The day after termination of the trial, three randomly selected chickens from each treatment was slaughtered for yield estimates and organ weights.


Broilers fed different feeds showed no apparent difference in body weight for the first four weeks of the trial, whereas higher mortality was observed from week 3 in those birds that were fed diets in which chelated minerals completely replaced inorganic minerals.

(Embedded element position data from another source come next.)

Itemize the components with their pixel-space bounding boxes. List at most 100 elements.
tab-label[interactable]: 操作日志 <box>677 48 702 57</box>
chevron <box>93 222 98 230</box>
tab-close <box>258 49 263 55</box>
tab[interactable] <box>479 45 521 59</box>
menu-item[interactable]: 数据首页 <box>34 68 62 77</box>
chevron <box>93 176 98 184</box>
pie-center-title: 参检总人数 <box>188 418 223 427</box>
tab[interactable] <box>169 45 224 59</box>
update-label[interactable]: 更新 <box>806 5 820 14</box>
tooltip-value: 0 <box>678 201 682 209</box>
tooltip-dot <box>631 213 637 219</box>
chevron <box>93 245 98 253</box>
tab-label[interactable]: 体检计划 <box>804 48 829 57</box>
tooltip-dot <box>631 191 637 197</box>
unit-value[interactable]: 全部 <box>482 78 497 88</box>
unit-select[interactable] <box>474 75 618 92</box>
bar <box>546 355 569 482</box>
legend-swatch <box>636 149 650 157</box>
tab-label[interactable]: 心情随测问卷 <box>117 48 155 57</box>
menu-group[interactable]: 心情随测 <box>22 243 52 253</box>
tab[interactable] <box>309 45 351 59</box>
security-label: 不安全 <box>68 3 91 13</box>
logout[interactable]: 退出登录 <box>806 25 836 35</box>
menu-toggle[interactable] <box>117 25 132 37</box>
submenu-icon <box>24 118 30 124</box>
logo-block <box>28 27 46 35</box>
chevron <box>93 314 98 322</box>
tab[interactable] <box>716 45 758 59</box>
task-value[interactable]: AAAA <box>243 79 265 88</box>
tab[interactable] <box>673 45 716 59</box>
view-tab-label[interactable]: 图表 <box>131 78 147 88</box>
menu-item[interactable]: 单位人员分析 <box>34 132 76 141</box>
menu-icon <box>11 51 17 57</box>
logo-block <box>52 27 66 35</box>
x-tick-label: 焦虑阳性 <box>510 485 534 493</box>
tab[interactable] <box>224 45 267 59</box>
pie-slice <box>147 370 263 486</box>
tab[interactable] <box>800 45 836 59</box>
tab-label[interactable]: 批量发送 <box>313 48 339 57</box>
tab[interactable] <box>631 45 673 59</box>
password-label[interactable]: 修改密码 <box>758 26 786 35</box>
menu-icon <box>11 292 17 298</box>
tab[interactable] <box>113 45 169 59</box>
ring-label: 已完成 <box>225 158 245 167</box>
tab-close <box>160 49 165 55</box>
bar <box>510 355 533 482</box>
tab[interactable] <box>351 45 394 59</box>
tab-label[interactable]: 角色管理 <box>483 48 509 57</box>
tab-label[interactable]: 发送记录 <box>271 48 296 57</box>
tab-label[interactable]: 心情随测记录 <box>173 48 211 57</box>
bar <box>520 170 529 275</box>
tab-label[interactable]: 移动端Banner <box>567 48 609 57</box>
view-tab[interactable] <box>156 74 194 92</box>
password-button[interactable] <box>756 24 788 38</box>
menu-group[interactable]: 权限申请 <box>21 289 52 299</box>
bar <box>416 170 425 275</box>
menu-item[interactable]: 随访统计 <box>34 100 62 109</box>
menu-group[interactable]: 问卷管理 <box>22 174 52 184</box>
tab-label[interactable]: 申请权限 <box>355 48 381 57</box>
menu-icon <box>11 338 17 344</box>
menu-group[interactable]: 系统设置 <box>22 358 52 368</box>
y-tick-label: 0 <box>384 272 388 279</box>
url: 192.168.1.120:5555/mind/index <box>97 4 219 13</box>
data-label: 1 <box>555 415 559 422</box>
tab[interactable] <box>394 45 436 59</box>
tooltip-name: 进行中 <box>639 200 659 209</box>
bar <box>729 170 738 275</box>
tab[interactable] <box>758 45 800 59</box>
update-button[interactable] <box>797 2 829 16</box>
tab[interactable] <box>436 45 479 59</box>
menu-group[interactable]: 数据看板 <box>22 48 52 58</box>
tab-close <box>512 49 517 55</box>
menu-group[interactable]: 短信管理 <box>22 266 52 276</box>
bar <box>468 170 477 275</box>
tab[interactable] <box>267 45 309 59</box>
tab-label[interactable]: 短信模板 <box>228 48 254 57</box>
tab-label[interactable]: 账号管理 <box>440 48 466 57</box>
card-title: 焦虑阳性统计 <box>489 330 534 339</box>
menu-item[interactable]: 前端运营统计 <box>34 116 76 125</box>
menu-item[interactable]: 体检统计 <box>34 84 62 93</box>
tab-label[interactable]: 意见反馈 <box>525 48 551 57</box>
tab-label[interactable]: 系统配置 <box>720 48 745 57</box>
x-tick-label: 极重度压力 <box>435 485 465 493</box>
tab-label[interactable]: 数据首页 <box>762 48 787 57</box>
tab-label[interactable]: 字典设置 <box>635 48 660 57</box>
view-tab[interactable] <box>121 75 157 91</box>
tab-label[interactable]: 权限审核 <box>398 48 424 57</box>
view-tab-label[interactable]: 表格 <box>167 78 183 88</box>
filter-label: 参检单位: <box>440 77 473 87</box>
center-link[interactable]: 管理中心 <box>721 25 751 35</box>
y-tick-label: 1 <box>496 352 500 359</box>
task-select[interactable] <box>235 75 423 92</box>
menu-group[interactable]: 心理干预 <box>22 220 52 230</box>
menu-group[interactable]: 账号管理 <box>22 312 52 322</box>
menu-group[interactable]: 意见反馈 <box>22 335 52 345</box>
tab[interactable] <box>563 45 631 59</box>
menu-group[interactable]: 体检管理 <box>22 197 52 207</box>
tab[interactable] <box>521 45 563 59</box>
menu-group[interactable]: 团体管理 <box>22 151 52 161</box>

At the end of the trial, birds  fed chelated minerals on top of inorganic minerals had numerically higher body weight gain, lower mortality and FCR than those birds fed inorganic minerals alone. However, birds fed diets in which inorganic minerals were completely replaced with chelated minerals performed poorer in all performance parameters than birds fed diets with inorganic minerals alone. Among the two chelated mineral products, Bentoli’s Complemin®7+, performed better than competitor’s product in all indicators of performance and resulted in the lowest production cost. Meat yield of birds fed diets with chelated minerals was higher than that of birds fed the diet with inorganic minerals alone. Among the two chelated mineral products, the competitor product resulted in slightly better meat and breast yield compared to Complemin® 7+.

Discussion & Conclusions

Results of Trial 2013-2 provides several useful insights on the use of chelated trace minerals in broiler diets:

1. Supplementation with chelated minerals improves bird performance when the birds register fast growth. The effect of chelated minerals was not apparent highest weight gain. Given the facts that mineral reserves accumulate over time and higher mineral levels are needed when the birds register high growth rates, chelated minerals should be provided as supplements from the pre-starter stage. This study shows that such a strategy is also cost effective.

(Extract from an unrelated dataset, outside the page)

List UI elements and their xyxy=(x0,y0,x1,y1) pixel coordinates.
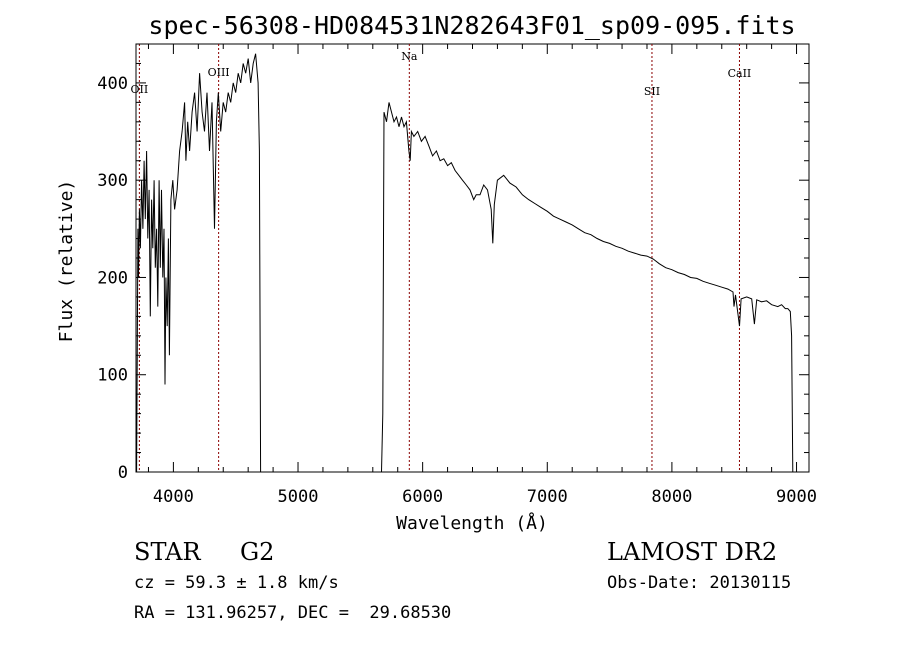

2. Complete replacement of inorganic trace minerals with chelated trace minerals at 50% dosage results in some performance loss, especially survival loss. Claims that chelated trace minerals have very high bioavailability that inorganic trace minerals can be replaced by chelated trace minerals at 20% or lower (Leeson 2005) should, therefore, be viewed with caution. 3. Among the two chelated minerals, Bentoli’s Complemin®7+ performed as well as or better than the more expensive competitor product in most respects of production, except for meat yield.

Recommendations for Future Work:

1. Determining effective complete replacement level of inorganic trace mineral premix by chelated mineral premix.

2. Tibia bone analysis to measure mineral retention and bioavailability.

3. Fecal analysis to measure mineral excretion.